Theme 7. Code of Conduct 

This was identified within the life industry and the Financial Services Council (FSC) as a priority several years ago and is being actioned. APRA also in recent years has required every insurer and super fund to have a published claims philosophy.

This is so customers and claimants understand how their claims will be dealt with. Completing the Code of Conduct is very important. 

Theme 8. Skills, experience and capability 

The industry has struggled to recruit and train staff to deal with the significant growth in customer numbers, policies and claims. This continues to be a priority.    

Theme 9. Staff and management measurement  

If a person is fairly entitled to a claim under a policy then my experience is they get paid willingly by insurers and superannuation funds.  

Good customer service and engagement measures need to have prominence in staff KPIs or incentives.  

How customers are treated is important as is the outcome. Recent media has embarrassed good staff throughout the industry and it is not a broad reflection of all behaviours.  

To sum up 

The reputation of the life industry is damaged and needs to be built anew but the overall state of delivery of benefits and value to consumers by the life industry is positive.  

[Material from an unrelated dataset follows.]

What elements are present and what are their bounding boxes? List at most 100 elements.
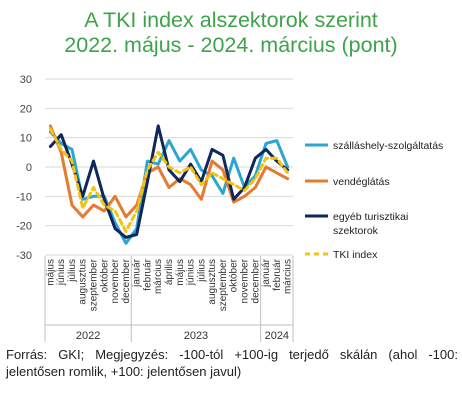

I have highlighted more needs to be done around the Code of Conduct, aligning staff incentives and updating older policies.  

The past five years especially have seen a huge uplift in consumer value but consumer confidence needs to be earned through delivering very good service and policy value to customers.  

The industry must act sustainably in all it does. I am proud to have been part of this industry and I know it can continue to evolve and earn that consumer and wider stakeholder confidence.